Far ahead of his time, Thoreau was calling for nature preserves long before the first national parks and state parks.
His 26-month stay in his little cabin at Walden Pond? Walls calls it “performance art,” a clever description, and, even if a little too cute, close to the mark. As Walls notes, “living alone on the pond in ostentatious simplicity, right in sight of a main road, he became a spectacle. It’s not clear that Thoreau anticipated this. His original determination to live deliberately and confront only the essential facts of life, voiced so movingly in his earliest days at the pond, show his design to pursue an inward journey, but the accidental circumstances that made that journey possible meant it would be performed on a very public stage.” So, maybe we consider it “unplanned performance art.”
Walls draws richly from letters to and from Thoreau, journals by others, writings by others.
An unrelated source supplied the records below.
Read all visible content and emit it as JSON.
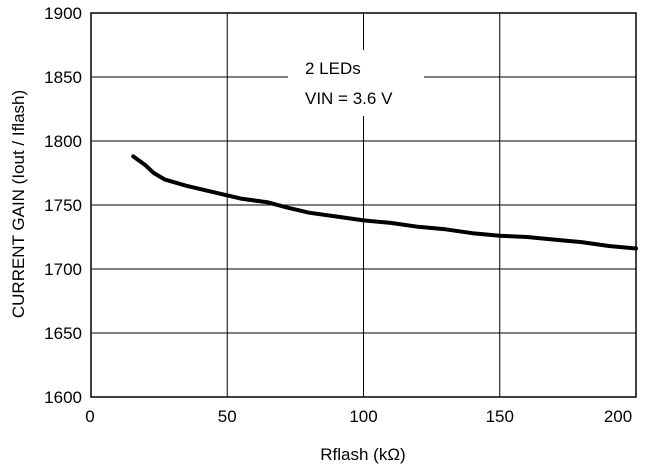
{
  "chart_data": {
    "type": "line",
    "title": "",
    "xlabel": "Rflash (kΩ)",
    "ylabel": "CURRENT GAIN (Iout / Iflash)",
    "xlim": [
      0,
      200
    ],
    "ylim": [
      1600,
      1900
    ],
    "x_ticks": [
      "0",
      "50",
      "100",
      "150",
      "200"
    ],
    "y_ticks": [
      "1600",
      "1650",
      "1700",
      "1750",
      "1800",
      "1850",
      "1900"
    ],
    "grid": true,
    "annotation": [
      "2 LEDs",
      "VIN = 3.6 V"
    ],
    "series": [
      {
        "x": [
          15.5,
          20,
          23,
          27,
          35,
          45,
          55,
          65,
          72,
          80,
          90,
          100,
          110,
          120,
          130,
          140,
          150,
          160,
          170,
          180,
          190,
          200
        ],
        "y": [
          1788,
          1781,
          1775,
          1770,
          1765,
          1760,
          1755,
          1752,
          1748,
          1744,
          1741,
          1738,
          1736,
          1733,
          1731,
          1728,
          1726,
          1725,
          1723,
          1721,
          1718,
          1716
        ]
      }
    ]
  }
}
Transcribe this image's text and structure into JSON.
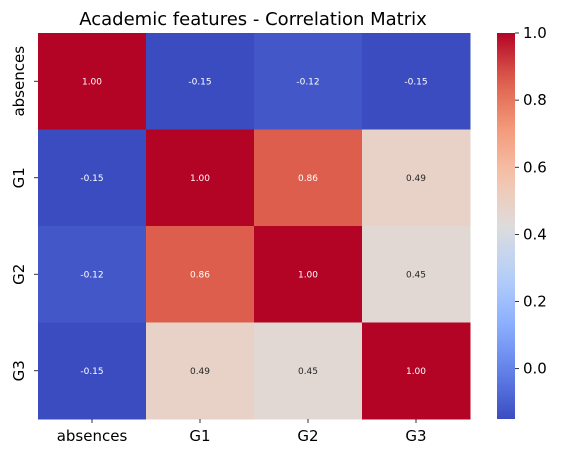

I found her account of Thoreau’s lectures over the years especially enlightening. He spent far more time lecturing than I had known, and it shows what a celebrity he had become, most notably after the publication of Walden.
Walls quotes a reviewer in Portland, ME., who wrote, “He bewilders you in the mists of transcendentalism, delights you with brilliant imagery, shocks you by his apparent irreverence, and sets you in a roar by his sallies of wit.”
As for “Walden” the book, with its call to live a purposeful, spartan life, embracing the natural world, I can’t agree more with Walls that it can be read as a kind of bible, “a new sacred book for the modern age.” I’ve been saying just that for years.
Moreover, I like to think of it as America’s greatest self-help book yet.